Claims that the grocery sector may be profiteering from high inflation by keeping prices artificially high were given short shrift by Associated British Foods yesterday (The Times £). Eoin Tonge, the food and retail group’s finance director, said: “The UK has got to be one of the most competitive retail landscapes in the world. There aren’t too many places to hide. Everyone knows how grocery works, that’s the world you live in.”

The owner of Primark has raised its profit outlook for the year as sales at the discount chain were lifted by higher prices and strong demand for summer clothes despite a squeeze on household incomes (Financial Times £).

The conglomerate, which is controlled by the billionaire Weston family, said it now expected adjusted operating profit for the full year to be “moderately ahead” of last year when it rose 22% to £1.43bn (The Times £).

Associated British Foods, which also owns Ovaltine as well as a sugar business, said group sales rose by 16% to £4.7bn in the three months to 27 May (The Guardian).

The FTSE 100 firm flagged ‘particularly strong’ sales of spring and summer clothes, accessories, as well as health and beauty products (Mail).

The Tempus shares column in The Times (£) gives ABF a ‘buy’ rating, writing that the shares look too cheap given progress on sales and longer-term expansion potential.

A fund chaired by former UK chancellor George Osborne and backed by Italy’s Agnelli family has increased its stake in online supermarket and robotics company Ocado to above the 5% disclosure threshold, according to regulatory filings (Financial Times £).

The Mail points out the purchase was a day after Ocado shares jumped 32% amid speculation that suitors, including Amazon, were preparing a takeover bid.

Lingotto, based in London, was created in May as a successor to the Agnelli family’s investment vehicle Exor Capital, with Osborne, the former chancellor, brought in to head the board (The Times £).

Sainsbury’s plans to make another £15m of price cuts on essential staples as millions of Britons continue to be impacted by the cost-of-living crisis (Mail).
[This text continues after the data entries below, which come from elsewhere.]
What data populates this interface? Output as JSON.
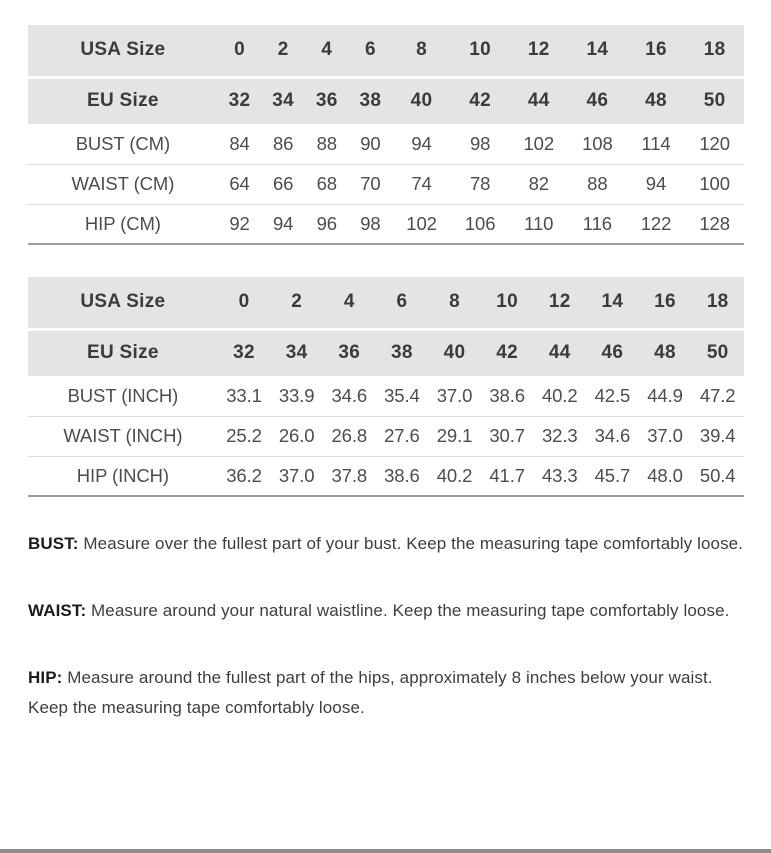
{
  "colors": {
    "header_bg": "#e4e4e4",
    "row_divider": "#dcdcdc",
    "table_bottom_border": "#9b9b9b",
    "bottom_bar": "#8c8c8c"
  },
  "tables": [
    {
      "id": "cm",
      "header_rows": [
        {
          "label": "USA Size",
          "values": [
            "0",
            "2",
            "4",
            "6",
            "8",
            "10",
            "12",
            "14",
            "16",
            "18"
          ]
        },
        {
          "label": "EU Size",
          "values": [
            "32",
            "34",
            "36",
            "38",
            "40",
            "42",
            "44",
            "46",
            "48",
            "50"
          ]
        }
      ],
      "body_rows": [
        {
          "label": "BUST (CM)",
          "values": [
            "84",
            "86",
            "88",
            "90",
            "94",
            "98",
            "102",
            "108",
            "114",
            "120"
          ]
        },
        {
          "label": "WAIST (CM)",
          "values": [
            "64",
            "66",
            "68",
            "70",
            "74",
            "78",
            "82",
            "88",
            "94",
            "100"
          ]
        },
        {
          "label": "HIP (CM)",
          "values": [
            "92",
            "94",
            "96",
            "98",
            "102",
            "106",
            "110",
            "116",
            "122",
            "128"
          ]
        }
      ]
    },
    {
      "id": "inch",
      "header_rows": [
        {
          "label": "USA Size",
          "values": [
            "0",
            "2",
            "4",
            "6",
            "8",
            "10",
            "12",
            "14",
            "16",
            "18"
          ]
        },
        {
          "label": "EU Size",
          "values": [
            "32",
            "34",
            "36",
            "38",
            "40",
            "42",
            "44",
            "46",
            "48",
            "50"
          ]
        }
      ],
      "body_rows": [
        {
          "label": "BUST (INCH)",
          "values": [
            "33.1",
            "33.9",
            "34.6",
            "35.4",
            "37.0",
            "38.6",
            "40.2",
            "42.5",
            "44.9",
            "47.2"
          ]
        },
        {
          "label": "WAIST (INCH)",
          "values": [
            "25.2",
            "26.0",
            "26.8",
            "27.6",
            "29.1",
            "30.7",
            "32.3",
            "34.6",
            "37.0",
            "39.4"
          ]
        },
        {
          "label": "HIP (INCH)",
          "values": [
            "36.2",
            "37.0",
            "37.8",
            "38.6",
            "40.2",
            "41.7",
            "43.3",
            "45.7",
            "48.0",
            "50.4"
          ]
        }
      ]
    }
  ],
  "notes": [
    {
      "term": "BUST:",
      "text": "Measure over the fullest part of your bust. Keep the measuring tape comfortably loose."
    },
    {
      "term": "WAIST:",
      "text": "Measure around your natural waistline. Keep the measuring tape comfortably loose."
    },
    {
      "term": "HIP:",
      "text": "Measure around the fullest part of the hips, approximately 8 inches below your waist. Keep the measuring tape comfortably loose."
    }
  ]
}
Supermarket executives will be questioned by MPs on Tuesday over why food prices are still rising as some wholesale costs are falling (BBC News).

Britain’s biggest retailers have said shop price inflation is easing ahead of a crunch meeting with MPs on Tuesday over the soaring cost of groceries, but warned food prices were continuing to rise at near record rates (The Guardian).
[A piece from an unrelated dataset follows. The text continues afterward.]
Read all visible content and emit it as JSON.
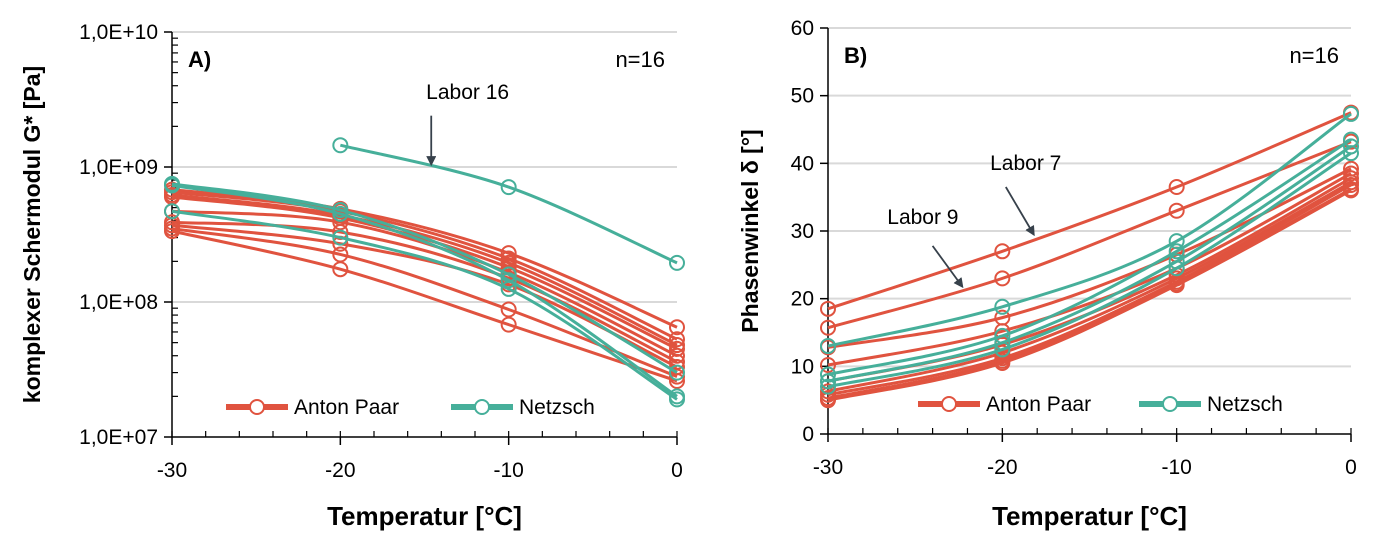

UK shop price inflation slowed in June helped by a second consecutive monthly decline in the growth of food prices, according to the latest industry data (Financial Times £).

The latest index of food prices compiled by the British Retail Consortium showed the annual food inflation rate easing for a second month to 14.6% this month from 15.4% in May and 15.7% in April (The Times £).

The UK’s post-Brexit border strategy risks further pushing up food prices, according representatives of Britain’s fresh produce industry (The Guardian).

UK retailers suffered another month of falling sales in June as slow economic growth stretched household finances, according to the latest CBI monthly survey (The Times £).

More than a third of personal care products, such as shampoos and body washes, marketed as hypoallergenic at Boots and Superdrug have been found to contain common skin allergens, research shows (The Guardian).